A dispetto di tanti e ben altri problemi oggi sul tappeto, più o meno grandi che possano sembrare, dalla questione greca all’immigrazione, dall’estate calda o addirittura rovente di Matteo Renzi, alle prese con le sue riforme in Parlamento e con la perdita di popolarità nel Paese, ai tentativi berlusconiani di rianimare il centrodestra, dalle velleità di una nuova sinistra landiniana, o civatiana, alla resistenza di Ignazio Marino in Campidoglio, dall’esortazione dell’ex dalemiano Claudio Velardi al presidente del Consiglio perché ricambi la “guerra” che gli starebbero facendo i magistrati alla proposta di delegare la segreteria del Partito Democratico all’avvenente Maria Elena Boschi, per non parlare del tormentone di Vincenzo De Luca, sospeso da governatore della Campania, almeno per annuncio, prima ancora di essersi potuto insediare; a dispetto, dicevo, di tutto questo, si rimane costernati davanti allo spettacolo che una certa politica della maleducazione, volgarità, o imbarbarimento, ha voluto offrire anche davanti alla cortese, modesta e persino ovvia decisione del presidente del Senato Pietro Grasso di brindare con una certa ufficialità ai 90 anni del presidente emerito della Repubblica, e senatore a vita, Giorgio Napolitano.

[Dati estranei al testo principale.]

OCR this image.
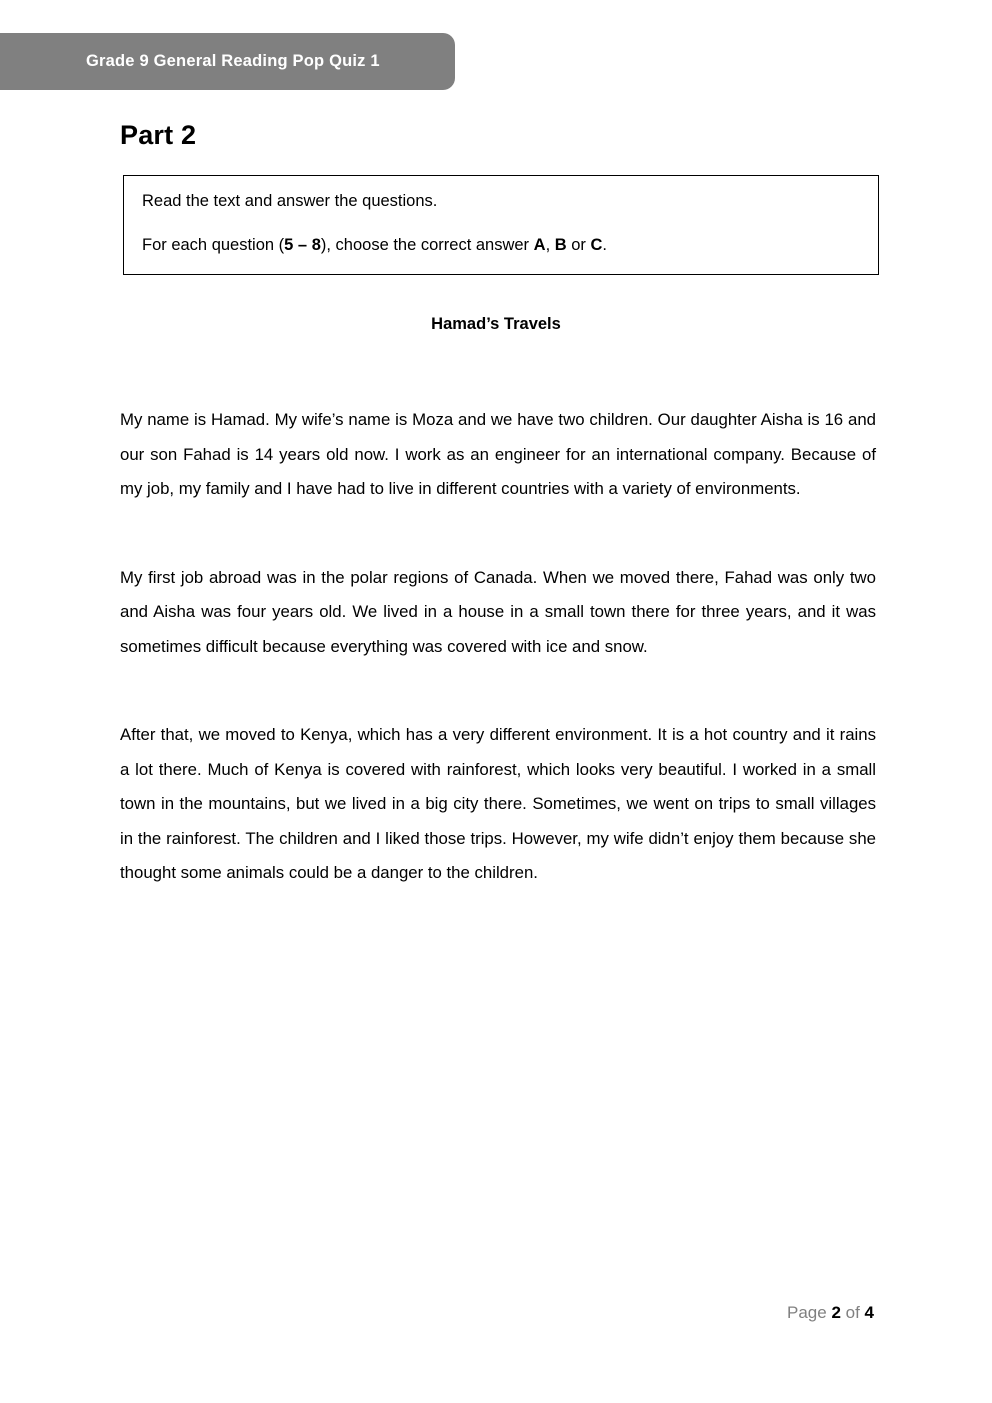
Grade 9 General Reading Pop Quiz 1
Part 2

Read the text and answer the questions.

For each question (5 – 8), choose the correct answer A, B or C.

Hamad’s Travels

My name is Hamad. My wife’s name is Moza and we have two children. Our daughter Aisha is 16 and our son Fahad is 14 years old now. I work as an engineer for an international company. Because of my job, my family and I have had to live in different countries with a variety of environments.

My first job abroad was in the polar regions of Canada. When we moved there, Fahad was only two and Aisha was four years old. We lived in a house in a small town there for three years, and it was sometimes difficult because everything was covered with ice and snow.

After that, we moved to Kenya, which has a very different environment. It is a hot country and it rains a lot there. Much of Kenya is covered with rainforest, which looks very beautiful. I worked in a small town in the mountains, but we lived in a big city there. Sometimes, we went on trips to small villages in the rainforest. The children and I liked those trips. However, my wife didn’t enjoy them because she thought some animals could be a danger to the children.

Page 2 of 4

A dissentire, protestare e ironizzare sono stati i soliti dirigenti grillini, annunciando il rifiuto – si spera reversibile – di partecipare alla cerimonia alla quale sono stati anch’essi invitati da Grasso nel suo appartamento di rappresentanza a Palazzo Giustiniani, dove ci sono anche gli uffici di Napolitano. Che vi lavora con molto più impegno e, direi anche, passione di tanti altri colleghi, né di diritto né a vita, che si sentono più degni forse di lui per essere stati formalmente eletti, in realtà nominati dai loro partiti con il metodo delle liste bloccate, e bocciate dalla Corte Costituzionale con una sentenza dell’anno scorso.

Solo una politica becera può rifiutare auguri convinti a chi è stato per più tempo al vertice della Repubblica nei 69 anni della sua storia. Napolitano l’ha rappresentata come presidente per ben 9 anni di seguito, contro i 7 del mandato ordinario, essendo stato l’unico a guadagnarsi la rielezione, senza neppure cercarla, diversamente da alcuni dei suoi predecessori. Che si diedero da fare, persino trescando, per una conferma giustamente mancata, date le circostanze politiche, ma anche le qualità delle persone.

Si può avere pure dissentito da alcuni, e persino da molti passaggi della lunga Presidenza di Napolitano, e anche dalla sua antica e mai rinnegata militanza comunista, da lui archiviata come un’esperienza semplicemente esaurita, ma sarebbe semplicemente disonesto negargli la buona fede e l’onestà con le quali egli ha preso le decisioni anche più controverse, mirando allo scioglimento dei nodi, non certo al loro ulteriore aggrovigliamento. Se poi a questo si è a volte arrivati, ciò è accaduto anche per gli errori e l’incapacità dei governi e delle opposizioni che si sono succedute durante la permanenza di “Re Giorgio” al Quirinale.

Di Napolitano si può ben dire, in occasione degli auguri che i suoi novant’anni si meritano, che è stato il migliore dei presidenti della Repubblica, o secondo solo a Luigi Einaudi, pur provenendo dal partito – quello comunista – che migliore non si può considerare nella storia del Paese, a dispetto della “diversità”, morale e politica, troppo orgogliosamente vantata da un segretario pur onesto quale sicuramente fu Enrico Berlinguer. Che, come è stato appena ricordato nel trentesimo anniversario della morte, cadde sul campo, portando faticosamente a termine a Padova il suo ultimo comizio, però stremato anche dalle sue ostinate chiusure a certi avversari o concorrenti, come Bettino Craxi, e ai progetti di ammodernamento delle istituzioni, e non solo della sinistra. Chiusure alle quali nel suo partito si opponeva proprio Napolitano, pur senza tutta la forza che si aspettavano forse i suoi estimatori all’esterno del Pci.